The Convention on the Rights of Persons with Disabilities was adopted by the UN General Assembly on 14 December 2006 and entered into force on 3 May 2008. It has been ratified by 177 states to date. The aim of the convention is to achieve the social inclusion of persons with disabilities. It affirms that human rights also apply to those with disabilities. Moreover, the Convention also contains special regulations relating to the living situation of people with disabilities. Article 24 of the Convention calls, for example – based on the principle of equality – for an inclusive education system at all levels and lifelong learning for people with disabilities.

Germany was one of the first countries to sign the convention. The signing ceremony took place on 30 March 2007. Upon ratification, the Convention final- ly entered into force in Germany on 26 March 2009. In ratifying the Convention, Germany has undertaken to submit regular reports to the UN Committee on the Rights of Persons with Disabilities on the enforcement of the rights of people with disabilities in Germany and the progress made in this context. Germany last submitted its second and third periodic report together in October 2019. The report summarises the reporting periods since 2015 and was also submitted in braille.

Excerpts from the Convention on the Rights of Persons with Disabilities:

Article 1 Purpose

The purpose of the present Convention is to promote, protect and ensure the full and equal enjoyment of all human rights and fundamental freedoms by all persons with disabilities, and to promote respect for their inherent dignity.

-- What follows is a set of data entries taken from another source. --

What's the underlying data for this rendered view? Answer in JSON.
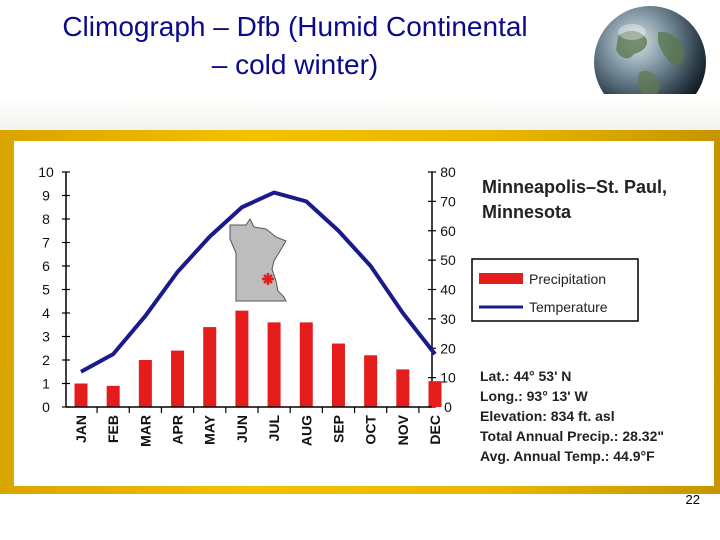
{
  "slide": {
    "title_line1": "Climograph – Dfb (Humid Continental",
    "title_line2": "– cold winter)",
    "page_number": "22"
  },
  "colors": {
    "title": "#0a0a8a",
    "precipitation": "#e51c1c",
    "temperature": "#1a1a8c",
    "frame": "#f2c200"
  },
  "chart_data": {
    "type": "bar",
    "title_line1": "Minneapolis–St. Paul,",
    "title_line2": "Minnesota",
    "categories": [
      "JAN",
      "FEB",
      "MAR",
      "APR",
      "MAY",
      "JUN",
      "JUL",
      "AUG",
      "SEP",
      "OCT",
      "NOV",
      "DEC"
    ],
    "left_ticks": [
      "10",
      "9",
      "8",
      "7",
      "6",
      "5",
      "4",
      "3",
      "2",
      "1",
      "0"
    ],
    "right_ticks": [
      "80",
      "70",
      "60",
      "50",
      "40",
      "30",
      "20",
      "10",
      "0"
    ],
    "left_range": [
      0,
      10
    ],
    "right_range": [
      0,
      80
    ],
    "series": [
      {
        "name": "Precipitation",
        "type": "bar",
        "axis": "left",
        "values": [
          1.0,
          0.9,
          2.0,
          2.4,
          3.4,
          4.1,
          3.6,
          3.6,
          2.7,
          2.2,
          1.6,
          1.1
        ]
      },
      {
        "name": "Temperature",
        "type": "line",
        "axis": "right",
        "values": [
          12,
          18,
          31,
          46,
          58,
          68,
          73,
          70,
          60,
          48,
          32,
          18
        ]
      }
    ],
    "legend": [
      {
        "label": "Precipitation",
        "symbol": "bar"
      },
      {
        "label": "Temperature",
        "symbol": "line"
      }
    ],
    "info": {
      "lat": "Lat.: 44° 53' N",
      "long": "Long.: 93° 13' W",
      "elevation": "Elevation: 834 ft. asl",
      "precip": "Total Annual Precip.: 28.32\"",
      "temp": "Avg. Annual Temp.: 44.9°F"
    },
    "inset_map": "minnesota-state-map"
  }
}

Article 3 General Principles

The principles of the present Convention shall be:

  1. Respect for inherent dignity, individual autonomy including the freedom to make one’s own choices, and independence of persons;
  2. Non-discrimination;
  3. Full and effective participation and inclusion in society;
  4. Respect for difference and acceptance of persons with disabilities as part of human diversity and humanity;
  5. Equality of opportunity;
  6. Accessibility;
  7. Equality between men and women;
  8. Respect for the evolving capacities of children with disabilities and respect for the right of children with disabilities to preserve their identities.